Two weeks ago as I watched the start of Big Brother Naija Lockdown, I watched Kidwaya, the billionaire son of London socialite Terry Waya, a Tiv boy from Benue, explain to one of the lady housemate where Benue State is located in Nigeria. She had no idea or pretended not to know.

Ordinarily such isolated case of one housemate in a Big Brother Nigeria show not knowing where Benue is or the tribes in Benue shouldn’t be surprising, after all you don’t write an examination on Nigeria to be eligible for the show. But from all the BBNaija I have watched, almost all the participants have been University graduates.

That small incident on the BBNaija show shouldn’t have been an issue, but I have encountered too many Southerners who are graduates and have no idea what tribes are in the North other than Hausa and Fulani.
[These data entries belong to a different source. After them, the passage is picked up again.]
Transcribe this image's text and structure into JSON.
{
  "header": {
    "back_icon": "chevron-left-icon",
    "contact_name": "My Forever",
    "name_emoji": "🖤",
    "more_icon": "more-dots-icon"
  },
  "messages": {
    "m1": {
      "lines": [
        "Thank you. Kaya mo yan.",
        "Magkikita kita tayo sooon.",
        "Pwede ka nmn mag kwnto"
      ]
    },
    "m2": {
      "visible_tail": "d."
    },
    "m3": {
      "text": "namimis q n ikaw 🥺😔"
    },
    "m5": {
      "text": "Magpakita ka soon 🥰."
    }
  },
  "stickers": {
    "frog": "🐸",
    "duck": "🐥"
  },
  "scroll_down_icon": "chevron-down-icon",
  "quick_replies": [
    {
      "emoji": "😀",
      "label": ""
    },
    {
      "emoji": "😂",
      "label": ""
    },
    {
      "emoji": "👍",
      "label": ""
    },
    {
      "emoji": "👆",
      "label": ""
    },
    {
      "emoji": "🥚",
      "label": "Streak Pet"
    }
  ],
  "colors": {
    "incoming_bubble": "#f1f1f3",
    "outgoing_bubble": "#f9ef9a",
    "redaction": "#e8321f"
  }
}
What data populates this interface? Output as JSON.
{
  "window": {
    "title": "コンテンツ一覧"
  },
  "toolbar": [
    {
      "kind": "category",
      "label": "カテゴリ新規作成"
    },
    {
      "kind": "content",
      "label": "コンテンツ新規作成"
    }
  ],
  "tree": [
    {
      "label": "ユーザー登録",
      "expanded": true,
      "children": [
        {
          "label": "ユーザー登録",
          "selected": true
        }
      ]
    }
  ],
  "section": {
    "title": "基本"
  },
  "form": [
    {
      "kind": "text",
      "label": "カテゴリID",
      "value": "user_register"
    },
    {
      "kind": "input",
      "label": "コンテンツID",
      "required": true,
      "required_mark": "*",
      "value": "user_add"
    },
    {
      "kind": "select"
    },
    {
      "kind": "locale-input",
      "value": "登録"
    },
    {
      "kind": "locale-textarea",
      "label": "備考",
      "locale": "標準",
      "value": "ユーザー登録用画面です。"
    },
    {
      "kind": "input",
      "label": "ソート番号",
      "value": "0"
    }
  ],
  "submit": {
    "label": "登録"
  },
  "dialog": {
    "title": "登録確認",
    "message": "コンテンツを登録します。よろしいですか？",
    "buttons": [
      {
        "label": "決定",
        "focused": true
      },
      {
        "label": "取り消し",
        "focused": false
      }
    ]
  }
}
Too many. It always got me wondering whether schools in South teach students Social Studies, History and Geography in Secondary Schools or General Studies in the University.

I know we have different tribes in Nigeria as far back as Primary School. I know we have different regions as far back as early secondary school. How can so many people in the South, so many graduates, not know these things. Some don’t even know that the people in Borno State are not Hausas but Kanuri, Babur, Marghi, Wulawula, Shuwa Arab, Mandara and many more and that these tribes have nothing in common with Hausa people. The only thing Kanuris have in commons with a Hausas and Fulanis is Islam. Even Shuwa Arab are quite distinct from Kanuri. The people of Chibok in Borno State where those girls were kidnapped by Boko Haram are 95% Christians.

It just takes going on Wikipedia to know these things. You cannot be in Nigeria and not know these little things, these little details. These things that I learned in school as a child, throughout secondary school and the university.

I remember when I was in Enugu some people would call me Hausa even though my name is clearly George Onmonya Daniel. I have heard statements like “we see all of you in the north as Hausa” too often.

It still baffles me. How can you be a graduate or someone with SSCE and not know? You don’t even need to be a graduate to know some of these things.

What is sometimes baffling, it’s not annoying anymore, is the confidence in which some people voice out their ignorance arrogantly, “we in the south see all of you as Hausa.” There is nothing you can even tell some to change their mind. I am not even talking about Igbos and Yorubas here, even some of the minorities in the South are all caught up in this. But when you call an Akwa Ibom man or woman “Calabar people” now they quickly remind you they are not Calabar and start telling you they are not Effik, bla, bla, bla.

 

I have never seen people who enjoy to bask in their ignorance as some of these “all of you are Hausas in the north” guys.